Nous suivons Florian Laconi, comme d’autres artistes, depuis de longues années, notamment depuis un fameux Ferrando en 2006 à l’Opéra-Théâtre d’Avignon (photo). A travers opéras, récitals, et le grand rendez-vous annuel de Musiques en Fête, le ténor trace une carrière solide, marquée par le talent et l’authenticité. Il incarne un certain Alfredo dans ce drôle de spectacle qu’est Opera Locos, « une espèce d’Ovni dans le milieu lyrique », comme il le dit lui-même… Rencontre avec un artiste toujours enthousiaste et chaleureux.
-Florian Laconi, c’est sans doute là une question qu’on vous a posée bien des fois : quelle est la genèse de ce spectacle Opera Locos ?
–Tout est parti d’une troupe espagnole très connue, Yllana, qui produit beaucoup de spectacles déjantés autour de la musique (une trentaine depuis 1991, NDLR). C’était en 2017 ou 2018. La troupe est venue en France en 2019 faire quelques dates à Bobino. Le producteur de Bobino, qui est aussi le nôtre, a trouvé ce spectacle tellement génial qu’il a voulu créer une troupe française pour faire tourner ce spectacle en France.

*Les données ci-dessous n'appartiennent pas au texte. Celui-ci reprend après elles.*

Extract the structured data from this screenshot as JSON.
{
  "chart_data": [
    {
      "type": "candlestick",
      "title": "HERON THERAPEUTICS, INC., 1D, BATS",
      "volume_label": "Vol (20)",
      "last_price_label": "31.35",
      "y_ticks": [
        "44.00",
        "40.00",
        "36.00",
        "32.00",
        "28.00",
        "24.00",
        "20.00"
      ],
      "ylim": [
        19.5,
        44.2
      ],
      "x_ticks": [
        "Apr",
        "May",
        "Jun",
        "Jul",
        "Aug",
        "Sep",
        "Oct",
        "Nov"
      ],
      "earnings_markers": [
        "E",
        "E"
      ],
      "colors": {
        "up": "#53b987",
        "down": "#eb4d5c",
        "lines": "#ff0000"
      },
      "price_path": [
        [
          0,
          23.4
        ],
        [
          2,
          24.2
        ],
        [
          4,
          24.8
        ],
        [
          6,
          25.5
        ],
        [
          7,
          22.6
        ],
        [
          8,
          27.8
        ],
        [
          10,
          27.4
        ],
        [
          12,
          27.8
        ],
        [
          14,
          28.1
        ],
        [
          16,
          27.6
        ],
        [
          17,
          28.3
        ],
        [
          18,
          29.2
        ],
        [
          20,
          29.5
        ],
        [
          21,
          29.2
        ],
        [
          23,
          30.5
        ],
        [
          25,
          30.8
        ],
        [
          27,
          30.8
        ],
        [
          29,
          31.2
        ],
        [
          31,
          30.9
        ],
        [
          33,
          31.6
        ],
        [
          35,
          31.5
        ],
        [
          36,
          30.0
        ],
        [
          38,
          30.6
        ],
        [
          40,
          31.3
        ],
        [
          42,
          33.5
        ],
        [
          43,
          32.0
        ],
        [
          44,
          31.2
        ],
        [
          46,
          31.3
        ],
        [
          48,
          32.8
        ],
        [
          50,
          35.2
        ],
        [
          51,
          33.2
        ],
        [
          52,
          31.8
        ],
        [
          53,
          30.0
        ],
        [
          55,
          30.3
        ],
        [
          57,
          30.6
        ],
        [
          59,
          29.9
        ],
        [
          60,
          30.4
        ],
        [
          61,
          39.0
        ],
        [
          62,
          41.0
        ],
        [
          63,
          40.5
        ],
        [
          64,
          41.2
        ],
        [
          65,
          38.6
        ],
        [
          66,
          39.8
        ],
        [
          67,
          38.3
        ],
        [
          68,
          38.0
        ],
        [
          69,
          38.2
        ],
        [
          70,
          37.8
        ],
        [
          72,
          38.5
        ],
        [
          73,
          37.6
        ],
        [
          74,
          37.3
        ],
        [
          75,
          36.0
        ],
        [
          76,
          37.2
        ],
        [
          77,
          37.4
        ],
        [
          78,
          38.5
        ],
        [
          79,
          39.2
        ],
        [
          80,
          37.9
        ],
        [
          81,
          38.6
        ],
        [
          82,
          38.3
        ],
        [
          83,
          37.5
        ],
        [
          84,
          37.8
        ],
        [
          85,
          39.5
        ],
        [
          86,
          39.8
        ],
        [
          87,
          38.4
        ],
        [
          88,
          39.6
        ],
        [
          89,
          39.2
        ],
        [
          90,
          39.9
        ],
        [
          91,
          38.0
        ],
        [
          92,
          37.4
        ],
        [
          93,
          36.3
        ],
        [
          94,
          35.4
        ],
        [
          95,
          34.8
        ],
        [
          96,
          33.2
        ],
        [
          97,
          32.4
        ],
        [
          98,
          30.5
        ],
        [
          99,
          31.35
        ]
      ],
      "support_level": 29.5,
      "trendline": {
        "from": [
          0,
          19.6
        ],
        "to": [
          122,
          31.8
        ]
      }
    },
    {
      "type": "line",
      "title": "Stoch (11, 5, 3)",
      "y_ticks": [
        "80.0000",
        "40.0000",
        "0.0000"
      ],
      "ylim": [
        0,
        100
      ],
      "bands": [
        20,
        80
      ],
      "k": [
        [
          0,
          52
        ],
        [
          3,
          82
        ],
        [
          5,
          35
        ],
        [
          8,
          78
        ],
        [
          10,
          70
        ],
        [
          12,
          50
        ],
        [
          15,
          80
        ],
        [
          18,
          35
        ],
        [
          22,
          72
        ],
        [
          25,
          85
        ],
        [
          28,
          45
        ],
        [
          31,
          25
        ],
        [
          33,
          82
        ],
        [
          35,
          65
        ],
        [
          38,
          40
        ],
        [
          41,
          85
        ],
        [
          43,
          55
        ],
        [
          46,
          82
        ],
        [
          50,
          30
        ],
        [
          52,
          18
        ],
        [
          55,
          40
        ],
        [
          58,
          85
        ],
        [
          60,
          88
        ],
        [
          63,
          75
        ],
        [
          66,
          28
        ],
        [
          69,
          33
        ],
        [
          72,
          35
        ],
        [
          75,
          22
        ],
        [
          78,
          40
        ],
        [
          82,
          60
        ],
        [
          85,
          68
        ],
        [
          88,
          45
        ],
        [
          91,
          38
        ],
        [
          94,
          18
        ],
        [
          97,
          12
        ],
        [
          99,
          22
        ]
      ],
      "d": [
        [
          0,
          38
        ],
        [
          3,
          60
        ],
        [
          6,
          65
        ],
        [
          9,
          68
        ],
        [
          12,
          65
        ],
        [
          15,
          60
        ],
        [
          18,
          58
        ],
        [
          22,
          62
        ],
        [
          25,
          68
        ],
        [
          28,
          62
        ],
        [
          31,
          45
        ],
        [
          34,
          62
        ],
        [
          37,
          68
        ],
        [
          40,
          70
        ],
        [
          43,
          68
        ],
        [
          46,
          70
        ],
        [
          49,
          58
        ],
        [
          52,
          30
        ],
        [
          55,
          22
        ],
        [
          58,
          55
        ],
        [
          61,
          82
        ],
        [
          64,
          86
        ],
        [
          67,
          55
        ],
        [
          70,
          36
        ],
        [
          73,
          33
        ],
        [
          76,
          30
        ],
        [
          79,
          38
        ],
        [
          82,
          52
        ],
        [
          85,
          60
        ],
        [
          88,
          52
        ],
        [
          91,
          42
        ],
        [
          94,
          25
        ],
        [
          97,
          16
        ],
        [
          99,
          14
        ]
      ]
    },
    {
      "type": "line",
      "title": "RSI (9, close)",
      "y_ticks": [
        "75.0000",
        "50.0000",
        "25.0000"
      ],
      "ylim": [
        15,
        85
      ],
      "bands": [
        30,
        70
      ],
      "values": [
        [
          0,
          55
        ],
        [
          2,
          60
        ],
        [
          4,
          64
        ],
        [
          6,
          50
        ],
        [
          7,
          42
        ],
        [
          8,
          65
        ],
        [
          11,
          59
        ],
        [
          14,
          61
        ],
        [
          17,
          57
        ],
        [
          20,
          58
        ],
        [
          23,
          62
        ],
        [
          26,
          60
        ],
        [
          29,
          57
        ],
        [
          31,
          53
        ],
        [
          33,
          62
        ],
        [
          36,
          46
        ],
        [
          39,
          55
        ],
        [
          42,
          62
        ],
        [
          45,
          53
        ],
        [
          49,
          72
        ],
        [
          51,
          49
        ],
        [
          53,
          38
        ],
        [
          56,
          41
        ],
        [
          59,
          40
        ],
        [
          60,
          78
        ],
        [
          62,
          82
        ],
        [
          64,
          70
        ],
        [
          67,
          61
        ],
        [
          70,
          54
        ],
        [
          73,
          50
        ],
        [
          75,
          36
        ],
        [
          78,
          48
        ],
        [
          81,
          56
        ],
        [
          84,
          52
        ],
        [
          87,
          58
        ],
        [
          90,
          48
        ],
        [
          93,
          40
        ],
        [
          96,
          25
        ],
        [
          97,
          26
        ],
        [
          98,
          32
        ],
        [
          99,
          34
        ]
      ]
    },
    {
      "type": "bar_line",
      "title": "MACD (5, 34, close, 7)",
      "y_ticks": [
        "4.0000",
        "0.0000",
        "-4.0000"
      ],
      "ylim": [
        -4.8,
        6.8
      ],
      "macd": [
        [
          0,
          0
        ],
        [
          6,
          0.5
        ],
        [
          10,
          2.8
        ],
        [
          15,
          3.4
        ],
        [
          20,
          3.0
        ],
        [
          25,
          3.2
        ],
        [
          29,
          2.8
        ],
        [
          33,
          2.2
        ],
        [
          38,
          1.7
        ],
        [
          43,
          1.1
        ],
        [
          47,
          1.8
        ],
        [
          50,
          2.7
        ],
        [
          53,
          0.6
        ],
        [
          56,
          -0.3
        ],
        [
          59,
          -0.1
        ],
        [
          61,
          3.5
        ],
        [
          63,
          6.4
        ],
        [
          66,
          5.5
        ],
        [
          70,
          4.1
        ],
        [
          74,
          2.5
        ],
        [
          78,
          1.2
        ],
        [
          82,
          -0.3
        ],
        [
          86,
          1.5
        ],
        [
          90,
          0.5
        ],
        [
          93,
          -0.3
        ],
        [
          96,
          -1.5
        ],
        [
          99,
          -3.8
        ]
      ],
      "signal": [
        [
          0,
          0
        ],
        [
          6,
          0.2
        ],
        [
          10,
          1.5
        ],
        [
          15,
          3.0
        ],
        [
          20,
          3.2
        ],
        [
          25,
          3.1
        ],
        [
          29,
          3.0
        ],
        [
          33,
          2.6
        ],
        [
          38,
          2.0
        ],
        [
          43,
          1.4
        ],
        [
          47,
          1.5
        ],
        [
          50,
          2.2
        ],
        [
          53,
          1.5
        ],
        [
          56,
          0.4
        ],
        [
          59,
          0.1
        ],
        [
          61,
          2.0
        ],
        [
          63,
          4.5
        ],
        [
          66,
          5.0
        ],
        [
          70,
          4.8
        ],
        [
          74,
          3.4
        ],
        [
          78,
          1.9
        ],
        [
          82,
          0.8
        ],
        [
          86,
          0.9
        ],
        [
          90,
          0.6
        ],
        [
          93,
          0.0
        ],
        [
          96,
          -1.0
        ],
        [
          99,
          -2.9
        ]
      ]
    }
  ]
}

-Il avait déjà en tête une distribution ?
–On nous a donc tous castés. Moi j’ai eu un casting un peu spécial : je chantais alors à l’opéra de Saint-Etienne, j’ai fait l’aller-retour dans la journée ; les autres ont eu un casting sur plusieurs jours, au lieu d’une heure ou deux pour moi… (rire)
-Votre carrière parle suffisamment pour vous…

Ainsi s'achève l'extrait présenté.